À l'heure de quitter le bar pour rejoindre la boite de nuit qu'Oli a repérée sur son téléphone, mes appuis ne sont plus ce qu'ils étaient au début de la soirée. Mon sens de l'équilibre s'est nettement détérioré, depuis.

Les désagréments des shooters !

Ça se boit tellement vite... on ne se rend pas compte de la quantité d'alcool ingérée. Et quand les premiers vertiges se pointent – en même temps qu'un rire tapageur et une attitude de bécasse – il est trop tard. On n'a plus qu'à espérer atteindre le pic de l'ivresse sans vomir, sans raconter d'idioties qu'on regrettera le matin venu, et bien sûr, que cet étourdissement se dissipera le plus rapidement possible.

Pour ce qui est du pic, c'est bon, on l'a passé. Pour le reste... je vais devoir m'armer de patience, hélas.

C'est vraiment injuste, pensé-je alors que la fraicheur du soir me mord soudain les épaules. Armand a bu au moins autant que moi, si ce n'est plus ; pourtant, il garde une trajectoire rectiligne sur le trottoir. Faut croire que ses kilos de muscles, ou tout simplement sa constitution masculine, lui confèrent une meilleure résistance que moi à la tequila.

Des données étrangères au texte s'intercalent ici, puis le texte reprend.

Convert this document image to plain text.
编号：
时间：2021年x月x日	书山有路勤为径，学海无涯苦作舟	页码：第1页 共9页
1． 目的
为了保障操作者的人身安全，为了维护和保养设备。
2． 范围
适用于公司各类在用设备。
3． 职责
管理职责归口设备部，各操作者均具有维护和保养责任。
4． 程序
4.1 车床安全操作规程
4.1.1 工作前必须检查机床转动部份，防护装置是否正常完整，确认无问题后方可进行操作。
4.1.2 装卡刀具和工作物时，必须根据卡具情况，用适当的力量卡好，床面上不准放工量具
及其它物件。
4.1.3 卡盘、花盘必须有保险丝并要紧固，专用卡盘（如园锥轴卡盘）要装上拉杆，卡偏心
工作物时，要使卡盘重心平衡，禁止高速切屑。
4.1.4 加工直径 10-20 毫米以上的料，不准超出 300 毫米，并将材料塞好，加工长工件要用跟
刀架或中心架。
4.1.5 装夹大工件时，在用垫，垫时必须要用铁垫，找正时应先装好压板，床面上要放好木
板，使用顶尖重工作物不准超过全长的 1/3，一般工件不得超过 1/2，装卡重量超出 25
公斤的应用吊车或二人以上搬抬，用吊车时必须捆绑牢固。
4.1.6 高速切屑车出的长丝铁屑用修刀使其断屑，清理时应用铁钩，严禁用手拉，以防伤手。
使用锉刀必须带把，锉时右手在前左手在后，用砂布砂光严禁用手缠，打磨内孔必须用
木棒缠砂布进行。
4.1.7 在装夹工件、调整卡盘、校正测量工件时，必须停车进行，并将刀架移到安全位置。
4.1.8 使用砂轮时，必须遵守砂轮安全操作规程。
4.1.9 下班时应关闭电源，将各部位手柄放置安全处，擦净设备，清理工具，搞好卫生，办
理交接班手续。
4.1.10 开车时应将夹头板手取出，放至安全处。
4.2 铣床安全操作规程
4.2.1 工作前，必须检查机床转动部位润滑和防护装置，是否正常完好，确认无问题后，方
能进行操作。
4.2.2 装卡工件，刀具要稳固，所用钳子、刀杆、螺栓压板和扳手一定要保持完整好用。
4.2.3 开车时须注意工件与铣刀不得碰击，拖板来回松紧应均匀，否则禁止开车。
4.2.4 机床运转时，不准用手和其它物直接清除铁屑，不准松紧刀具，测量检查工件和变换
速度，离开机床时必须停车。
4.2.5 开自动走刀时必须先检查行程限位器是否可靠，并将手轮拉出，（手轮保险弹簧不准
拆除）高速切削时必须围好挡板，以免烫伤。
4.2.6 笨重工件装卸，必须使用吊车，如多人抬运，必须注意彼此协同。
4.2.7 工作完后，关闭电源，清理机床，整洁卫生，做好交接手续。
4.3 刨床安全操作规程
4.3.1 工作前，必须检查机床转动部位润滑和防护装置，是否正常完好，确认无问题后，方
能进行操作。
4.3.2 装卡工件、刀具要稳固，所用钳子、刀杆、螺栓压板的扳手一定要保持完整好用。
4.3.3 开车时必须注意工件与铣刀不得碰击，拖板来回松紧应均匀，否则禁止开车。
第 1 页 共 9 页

C'est un roc, solidement ancré dans le sol, dont je me sers à présent de béquille.

Ses baskets sur lesquelles j'ai les yeux rivés pour suivre le cap restent soumises à la gravitation terrestre. Mes talons, au contraire, paraissent répondre à d'autres lois, aussi incompréhensibles que changeantes.

Je bute sur quelque chose – probablement sur rien, en vérité – manquant de tomber.

— Le gommage au goudron, on va éviter, suricate. Essaye de tenir debout, tu veux. Sinon je jure de te porter, même si c'est devant tout le monde.

— N'y pense même pas, rétorqué-je avec le semblant d'autorité que j'arrive à insuffler à ma voix.

Mais de peur qu'il mette sa menace à exécution, je raffermis toutefois ma prise autour de sa taille. Quelques pas devant, Oli s'inquiète :

— La station de métro est juste là, ça va aller ?

Une sensation de chaleur sur le haut de mon crâne, couplée à un silence, m'indique qu'Armand a baissé les yeux sur moi. Il évalue mon état.

— Il vaudrait mieux qu'on rentre, lâche-t-il finalement. Je vais la raccompagner en taxi.

— Tu veux que je monte avec vous ? s'enquiert aussitôt Oli.

Armand patiente, muet comme une carpe et je réalise que la question m'est destinée. Je relève la tête. À l'angle bizarre que forment ses sourcils, je devine qu'Oli hésite à me confier aux mains du pilote dont il soupçonne les tendances baladeuses ; de surcroit, dans mon état éméché.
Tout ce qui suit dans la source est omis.